Однако подобная узурпация не прошла бесследно для марксизма, вызвав к жизни один из фундаментальных эпистемологических вопросов ХХ века. Карл Маннгейм, исследовавший возможность научного дискурса в классовом обществе, сформулировал свой парадокс: возможно ли быть в идеологии и быть свободным от нее? [20] После Второй мировой войны эпистемологическое impasse Маннгейма не предотвратило глубокого влияния структуралистских исследований идеологии (прежде всего, Луи Альтюссера) на возникновение постструктуралистского социологического дискурса, который, сражаясь с гранд-нарративами, казалось, вынес приговор и “идеологии” [21]. Как заявлял кумир академических аудиторий 1980—1990-х годов Мишель Фуко (ключевая фигура в процессе трансляции марксистской традиции в постструктурализм), он испытывал недоверие к термину “идеология”, поскольку в марксистской традиции всегда предполагалось, что за этим термином есть некая подлинная, внедискурсивная реальность классов, отношений в экономике, политике и так далее. Фуко подвергал резкой критике свойственное исследованиям идеологии в марксистском ключе представление о возможности разведения идеологии и науки, предпочтение научного дискурса, основанное на телеологическом и сциентистском мировоззрении марксизма. Но тем не менее влияние альтюссеровских работ на Фуко, все же “протащившего” идеологию в своем анализе влияния властных механизмов (определяемых Фуко как возможность детерминации чужого действия) на производство знания, неоспоримо [22]. Таким образом, значение политической компоненты в исследованиях разного рода форм производства знания было непосредственным результатом проникновения в постструктуралистский анализ марксистской составляющей с ее интересом к реализации властных механизмов господствующего класса (такая дискурсивная реализация власти буржуазии и называлась марксистами “идеологией”).

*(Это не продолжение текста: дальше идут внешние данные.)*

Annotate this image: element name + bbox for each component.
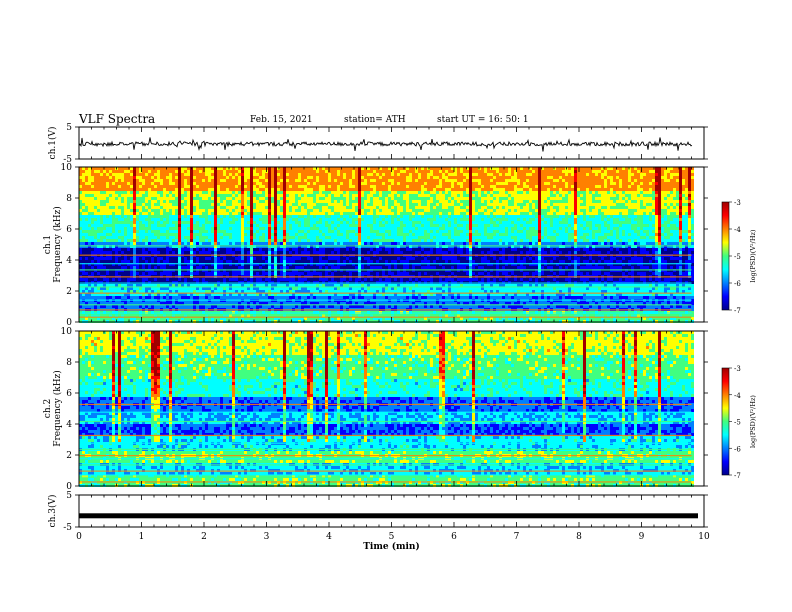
y-axis-label: Frequency (kHz)	[52, 206, 63, 283]
y-tick-label: 4	[66, 256, 72, 266]
colorbar-tick-label: -5	[734, 419, 741, 427]
colorbar-label: log(PSD)(V²/Hz)	[749, 395, 757, 448]
colorbar-tick-label: -4	[734, 226, 741, 234]
colorbar-tick-label: -5	[734, 253, 741, 261]
y-tick-label: 5	[66, 123, 72, 133]
x-tick-label: 10	[698, 532, 710, 542]
x-tick-label: 4	[326, 532, 332, 542]
x-tick-label: 6	[451, 532, 457, 542]
y-tick-label: -5	[63, 523, 72, 533]
y-axis-label: ch.1(V)	[47, 127, 58, 160]
colorbar-tick-label: -4	[734, 392, 741, 400]
x-tick-label: 9	[639, 532, 645, 542]
x-tick-label: 3	[264, 532, 270, 542]
x-tick-label: 2	[201, 532, 207, 542]
x-tick-label: 5	[389, 532, 395, 542]
y-tick-label: 4	[66, 420, 72, 430]
y-axis-label: ch.1	[43, 235, 53, 254]
y-axis-label: ch.2	[43, 399, 53, 418]
colorbar-1	[722, 202, 729, 310]
y-tick-label: 8	[66, 358, 72, 368]
ch3-waveform-trace	[79, 513, 698, 518]
x-tick-label: 1	[139, 532, 145, 542]
x-tick-label: 8	[576, 532, 582, 542]
y-tick-label: 10	[61, 163, 73, 173]
x-tick-label: 0	[76, 532, 82, 542]
spectrogram-1	[79, 167, 694, 323]
y-axis-label: Frequency (kHz)	[52, 370, 63, 447]
y-tick-label: 8	[66, 194, 72, 204]
colorbar-tick-label: -6	[734, 280, 741, 288]
y-axis-label: ch.3(V)	[47, 495, 58, 528]
colorbar-tick-label: -7	[734, 472, 741, 480]
y-tick-label: 10	[61, 327, 73, 337]
colorbar-tick-label: -6	[734, 445, 741, 453]
y-tick-label: 6	[66, 225, 72, 235]
x-axis-label: Time (min)	[363, 541, 420, 552]
x-tick-label: 7	[514, 532, 520, 542]
colorbar-tick-label: -3	[734, 365, 741, 373]
colorbar-2	[722, 368, 729, 475]
y-tick-label: 5	[66, 491, 72, 501]
y-tick-label: 2	[66, 451, 72, 461]
colorbar-tick-label: -3	[734, 199, 741, 207]
y-tick-label: 6	[66, 389, 72, 399]
colorbar-label: log(PSD)(V²/Hz)	[749, 229, 757, 282]
spectrogram-2	[79, 331, 694, 487]
y-tick-label: 2	[66, 287, 72, 297]
ch1-waveform-trace	[79, 138, 692, 152]
colorbar-tick-label: -7	[734, 307, 741, 315]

Попытавшись преодолеть прямую зависимость идеологии от внетекстуальной реальности, Клиффорд Гирц связал идеологию с другой традицией социологии, эксплицитно антимарксистской социологией знания Макса Вебера [23]. В то же время он попытался дистанцировать понятие “идеологии” от структуралистских поисков вневременных и внеисторических категорий анализа культуры. У Гирца идеология предстала сетью значений, которыми люди наделяют мир в процессе жизнедеятельности. Лишившись своей внетекстуальной составляющей, но сохранив негативный оттенок, идеология осталась на обочине понятийного поля социальных и гуманитарных наук, изредка выступая синонимом текста, дискурса, мифа и иных более изощренных слов (которые, надо признать, лучше отражали многоуровневый характер современного идеологического пространства, чем традиционная марксистская идеология, с ее имплицитной гомогенностью и зависимостью от класса и партии), при помощи которых мы описываем процесс и результат придания значения человеческому опыту. Описывая власть языковых практик классификации и упорядочения социального мира, власть называния, Пьер Бурдье уже не пользуется термином “идеология” — возможно, потому, что в послевоенной Франции “идеология” сразу указала бы на политические пристрастия автора и на структуралистский словарь.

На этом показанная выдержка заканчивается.